L’apertura del settore farmacia alle società di capitali ha una ricaduta positiva: la possibilità di superare una crisi d’impresa mediante il ricorso al capitale privato stesso
La legge sulla concorrenza ha introdotto la possibilità che anche le società di capitali siano titolari di farmacie. La novità è stata oggetto di aspre critiche, poiché intesa quale portatrice del rischio di invasione del mercato da parte di capitali forti, ma vi sono alcuni aspetti positivi, degni di essere portati all’attenzione dei farmacisti perché costituiscono delle opportunità per la salvaguardia del loro patrimonio personale e del valore dell’azienda. Una di queste ricadute positive è data dalla possibilità di superare una crisi d’impresa mediante il ricorso ai capitali privati.
Le nuove norme sul fallimento
La riforma della legge fallimentare (Legge n.155/2017) prevede l’introduzione di una fase preventiva di allerta, volta ad anticipare l’emersione della crisi. Si tratta di uno strumento stragiudiziale e confidenziale di sostegno alle imprese, diretto a una rapida analisi delle cause del malessere economico e finanziario dell’impresa e a indirizzare il debitore verso gli organismi di composizione assistita della crisi. Sugli organi di controllo societari e sugli organi di revisione incomberà l’obbligo di avvisare immediatamente gli amministratori dell’esistenza di indizi fondati di uno stato di crisi e se a detti avvisi non seguirà una risposta adeguata, gli stessi organi dovranno rivolgersi direttamente agli organismi di composizione della crisi. Per rafforzare l’efficacia di detti strumenti, il disegno di legge prevede inoltre che siano estesi i casi nei quali è obbligatoria la nomina di un organo di controllo o di un revisore, prevedendo la nomina obbligatoria quando la società, per due esercizi consecutivi, presenta attivi o ricavi delle vendite superiori a due milioni di euro o un numero di dipendenti pari o superiore a 10.
Il limite di fatturato sopra indicato è facilmente raggiungibile da farmacie di medie dimensioni, pertanto è molto probabile che in seguito all’entrata in vigore della riforma fallimentare numerose farmacie, organizzate sotto forma di società di capitali, saranno tenute a nominare un organo di controllo che sorveglierà sullo stato di salute economico-finanziaria della società.
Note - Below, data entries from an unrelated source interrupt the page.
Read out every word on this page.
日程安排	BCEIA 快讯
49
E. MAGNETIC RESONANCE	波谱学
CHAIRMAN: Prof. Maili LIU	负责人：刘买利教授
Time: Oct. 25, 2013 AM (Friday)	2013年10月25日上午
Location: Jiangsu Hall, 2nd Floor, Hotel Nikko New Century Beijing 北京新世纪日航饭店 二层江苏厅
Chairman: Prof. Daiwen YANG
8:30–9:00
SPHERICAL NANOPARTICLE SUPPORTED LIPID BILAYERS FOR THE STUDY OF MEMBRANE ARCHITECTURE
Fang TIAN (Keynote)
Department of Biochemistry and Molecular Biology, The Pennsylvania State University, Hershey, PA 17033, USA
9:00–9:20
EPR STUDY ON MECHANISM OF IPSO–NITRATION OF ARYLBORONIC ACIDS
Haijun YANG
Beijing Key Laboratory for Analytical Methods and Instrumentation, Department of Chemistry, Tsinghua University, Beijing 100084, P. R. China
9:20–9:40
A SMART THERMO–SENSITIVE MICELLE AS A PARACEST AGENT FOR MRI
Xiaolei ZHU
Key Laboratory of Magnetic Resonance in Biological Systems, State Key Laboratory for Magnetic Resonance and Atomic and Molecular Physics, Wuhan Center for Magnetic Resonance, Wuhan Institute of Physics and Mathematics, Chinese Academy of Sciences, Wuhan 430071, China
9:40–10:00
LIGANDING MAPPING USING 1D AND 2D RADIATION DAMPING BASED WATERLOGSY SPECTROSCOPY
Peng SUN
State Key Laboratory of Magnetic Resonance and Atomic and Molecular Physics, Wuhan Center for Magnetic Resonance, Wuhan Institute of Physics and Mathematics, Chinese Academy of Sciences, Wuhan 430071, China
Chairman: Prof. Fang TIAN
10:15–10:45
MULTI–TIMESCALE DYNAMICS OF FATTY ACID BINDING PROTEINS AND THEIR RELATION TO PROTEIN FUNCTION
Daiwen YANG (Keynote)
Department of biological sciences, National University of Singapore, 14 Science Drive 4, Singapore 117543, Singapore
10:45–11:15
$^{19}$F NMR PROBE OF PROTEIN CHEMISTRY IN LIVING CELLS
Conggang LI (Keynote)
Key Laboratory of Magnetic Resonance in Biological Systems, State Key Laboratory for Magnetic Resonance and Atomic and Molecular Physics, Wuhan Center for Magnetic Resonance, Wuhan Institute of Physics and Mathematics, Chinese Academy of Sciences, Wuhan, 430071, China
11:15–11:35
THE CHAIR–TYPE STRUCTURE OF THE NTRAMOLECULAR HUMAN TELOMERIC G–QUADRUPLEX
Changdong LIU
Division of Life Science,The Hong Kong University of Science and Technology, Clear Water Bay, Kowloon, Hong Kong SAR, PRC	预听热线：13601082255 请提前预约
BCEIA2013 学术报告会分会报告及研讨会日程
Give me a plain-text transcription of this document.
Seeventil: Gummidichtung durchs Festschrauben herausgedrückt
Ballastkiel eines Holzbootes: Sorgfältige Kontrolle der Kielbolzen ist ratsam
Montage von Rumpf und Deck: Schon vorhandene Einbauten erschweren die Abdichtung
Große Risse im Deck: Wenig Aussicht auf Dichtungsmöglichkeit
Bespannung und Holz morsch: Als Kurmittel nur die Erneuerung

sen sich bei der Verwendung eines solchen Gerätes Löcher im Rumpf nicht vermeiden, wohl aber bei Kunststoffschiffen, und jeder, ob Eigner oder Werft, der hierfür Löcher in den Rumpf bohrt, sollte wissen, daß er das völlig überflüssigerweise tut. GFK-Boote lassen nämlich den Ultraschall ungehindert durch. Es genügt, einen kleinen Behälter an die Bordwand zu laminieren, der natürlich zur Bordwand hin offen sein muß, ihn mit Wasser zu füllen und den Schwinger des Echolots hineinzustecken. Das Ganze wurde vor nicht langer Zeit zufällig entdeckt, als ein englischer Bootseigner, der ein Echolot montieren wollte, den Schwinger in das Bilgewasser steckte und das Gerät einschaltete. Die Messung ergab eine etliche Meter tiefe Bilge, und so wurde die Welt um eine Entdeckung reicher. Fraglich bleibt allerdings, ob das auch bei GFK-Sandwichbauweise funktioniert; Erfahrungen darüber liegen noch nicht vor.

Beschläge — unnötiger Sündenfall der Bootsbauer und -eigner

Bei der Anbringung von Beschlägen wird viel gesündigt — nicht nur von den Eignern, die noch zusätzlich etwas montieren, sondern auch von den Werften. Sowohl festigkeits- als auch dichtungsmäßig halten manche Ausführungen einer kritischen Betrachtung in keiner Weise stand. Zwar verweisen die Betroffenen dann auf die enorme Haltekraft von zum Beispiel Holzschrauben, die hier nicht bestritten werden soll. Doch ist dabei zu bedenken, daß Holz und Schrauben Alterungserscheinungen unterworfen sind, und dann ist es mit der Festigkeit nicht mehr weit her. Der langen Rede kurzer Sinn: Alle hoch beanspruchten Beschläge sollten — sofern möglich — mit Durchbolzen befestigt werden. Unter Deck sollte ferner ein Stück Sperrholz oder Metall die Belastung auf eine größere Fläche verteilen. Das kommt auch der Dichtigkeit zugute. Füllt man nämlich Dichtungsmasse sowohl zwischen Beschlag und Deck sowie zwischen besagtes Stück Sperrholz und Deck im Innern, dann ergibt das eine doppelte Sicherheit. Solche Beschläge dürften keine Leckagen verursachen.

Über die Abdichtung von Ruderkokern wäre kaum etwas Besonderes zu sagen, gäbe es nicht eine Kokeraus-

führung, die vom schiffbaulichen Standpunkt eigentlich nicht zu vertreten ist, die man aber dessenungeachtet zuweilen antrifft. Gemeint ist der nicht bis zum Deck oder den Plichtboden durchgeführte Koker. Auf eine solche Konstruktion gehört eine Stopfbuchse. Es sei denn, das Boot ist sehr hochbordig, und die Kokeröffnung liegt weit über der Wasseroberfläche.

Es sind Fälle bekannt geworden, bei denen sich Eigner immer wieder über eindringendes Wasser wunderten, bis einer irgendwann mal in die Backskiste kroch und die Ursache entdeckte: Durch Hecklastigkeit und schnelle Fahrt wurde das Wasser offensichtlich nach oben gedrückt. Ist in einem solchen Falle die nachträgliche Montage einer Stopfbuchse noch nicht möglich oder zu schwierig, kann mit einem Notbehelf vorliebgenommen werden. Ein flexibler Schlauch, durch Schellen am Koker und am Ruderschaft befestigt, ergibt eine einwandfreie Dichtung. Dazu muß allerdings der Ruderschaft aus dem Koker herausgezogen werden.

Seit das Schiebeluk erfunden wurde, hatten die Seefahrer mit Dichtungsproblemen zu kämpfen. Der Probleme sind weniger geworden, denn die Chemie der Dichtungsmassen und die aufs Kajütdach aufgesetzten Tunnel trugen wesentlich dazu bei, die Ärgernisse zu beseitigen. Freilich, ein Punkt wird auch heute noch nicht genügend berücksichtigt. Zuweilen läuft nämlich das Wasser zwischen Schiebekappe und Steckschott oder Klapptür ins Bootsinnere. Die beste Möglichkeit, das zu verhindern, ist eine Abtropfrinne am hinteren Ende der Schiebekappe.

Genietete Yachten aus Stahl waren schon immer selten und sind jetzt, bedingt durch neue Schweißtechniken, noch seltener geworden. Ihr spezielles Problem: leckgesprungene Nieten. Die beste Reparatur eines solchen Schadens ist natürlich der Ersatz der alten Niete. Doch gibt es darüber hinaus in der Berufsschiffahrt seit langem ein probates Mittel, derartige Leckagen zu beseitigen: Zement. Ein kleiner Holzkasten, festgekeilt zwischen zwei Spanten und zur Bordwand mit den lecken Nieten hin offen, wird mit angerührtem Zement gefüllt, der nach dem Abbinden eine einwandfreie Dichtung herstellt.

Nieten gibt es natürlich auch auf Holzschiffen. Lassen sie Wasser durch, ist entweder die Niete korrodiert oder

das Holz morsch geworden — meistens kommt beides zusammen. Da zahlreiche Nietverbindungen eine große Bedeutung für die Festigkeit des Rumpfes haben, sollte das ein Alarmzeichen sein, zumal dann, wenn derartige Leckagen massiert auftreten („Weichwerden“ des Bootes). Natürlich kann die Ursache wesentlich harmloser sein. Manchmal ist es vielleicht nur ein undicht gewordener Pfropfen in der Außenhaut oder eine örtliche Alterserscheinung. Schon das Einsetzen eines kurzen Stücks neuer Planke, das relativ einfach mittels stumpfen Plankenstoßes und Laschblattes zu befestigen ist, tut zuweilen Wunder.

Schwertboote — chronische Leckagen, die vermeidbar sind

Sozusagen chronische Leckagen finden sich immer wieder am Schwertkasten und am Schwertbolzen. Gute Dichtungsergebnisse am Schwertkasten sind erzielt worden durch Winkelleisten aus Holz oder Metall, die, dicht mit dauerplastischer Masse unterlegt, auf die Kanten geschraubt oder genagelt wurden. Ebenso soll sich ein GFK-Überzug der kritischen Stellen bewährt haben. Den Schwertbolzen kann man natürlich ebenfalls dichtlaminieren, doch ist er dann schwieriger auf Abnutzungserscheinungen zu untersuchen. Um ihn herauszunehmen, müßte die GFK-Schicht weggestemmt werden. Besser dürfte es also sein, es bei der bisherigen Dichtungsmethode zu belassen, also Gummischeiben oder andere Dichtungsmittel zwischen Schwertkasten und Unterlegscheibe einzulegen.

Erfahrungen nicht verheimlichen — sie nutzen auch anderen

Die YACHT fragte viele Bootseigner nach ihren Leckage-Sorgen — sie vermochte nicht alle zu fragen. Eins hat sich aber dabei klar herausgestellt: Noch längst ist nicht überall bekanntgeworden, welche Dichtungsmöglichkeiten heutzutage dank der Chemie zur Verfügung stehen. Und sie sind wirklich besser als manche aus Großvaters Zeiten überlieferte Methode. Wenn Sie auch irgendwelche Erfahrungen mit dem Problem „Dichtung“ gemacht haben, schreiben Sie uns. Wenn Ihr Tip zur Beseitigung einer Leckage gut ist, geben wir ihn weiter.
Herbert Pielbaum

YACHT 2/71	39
È fondamentale, quindi, che nell’ipotesi in cui il farmacista titolare o socio illimitatamente responsabile consideri di optare per la trasformazione in società di capitali, egli analizzi la situazione debitoria che sarà trasferita sulla nuova realtà giuridica.
È necessario che il farmacista prenda anzitutto coscienza delle difficoltà che interessano la farmacia e, coadiuvato dai propri consulenti di fiducia (commercialista, avvocato) comprenda se si è di fronte a una temporanea difficoltà superabile con interventi di carattere manageriale (ad esempio, con una diversa organizzazione e gestione del magazzino o mediante l’adozione di strategie di vendita più efficaci) o se la farmacia versi in stato di crisi, se non addirittura di insolvenza, tale da rendere necessario l’accesso a una procedura concorsuale.
L’intervento del capitale per la farmacia in stato di crisi
Nell’ipotesi di insolvenza della farmacia, l’intervento di nuovi capitali agevola il risanamento d’impresa e consente al farmacista di difendersi dall’attacco dei capitali forti, già operanti nel settore, coinvolgendo soggetti fidati e vicini che credano nella sua capacità imprenditoriale e nella validità del progetto.
Il farmacista può infatti decidere di affiancare alla trasformazione in società di capitali un intervento di ricapitalizzazione della società da parte di soggetti a lui vicini, che entreranno in società quali nuovi soci, con conseguente apporto di capitale sociale, oppure può optare per la costituzione di una new-co in cui egli conferirà l’azienda farmacia, mentre i nuovi soci apporteranno capitali di rischio.
L’operazione di ricapitalizzazione può essere inserita in un piano concordatario in continuità aziendale che consente di risanare le esposizioni debitorie pregresse proseguendo l’attività di impresa, oppure nell’ambito di procedure più ‘snelle’ quali l’accordo di ristrutturazione dei debiti (che richiede un intervento marginale del Tribunale) e il piano attestato di risanamento (che non prevede alcun intervento giudiziario).
Si consideri inoltre che la riforma della legge fallimentare prevede misure premiali per l’imprenditore che tempestivamente si rivolge all’organismo di composizione della crisi, in attuazione delle procedure di allerta, o che fa ricorso agli altri istituti per la risoluzione concordata della crisi; in particolare il legislatore ha previsto ipotesi di non punibilità dei delitti fallimentari se il danno patrimoniale è di speciale tenuità, attenuanti per gli altri reati e riduzione di interessi e sanzioni per i debiti fiscali.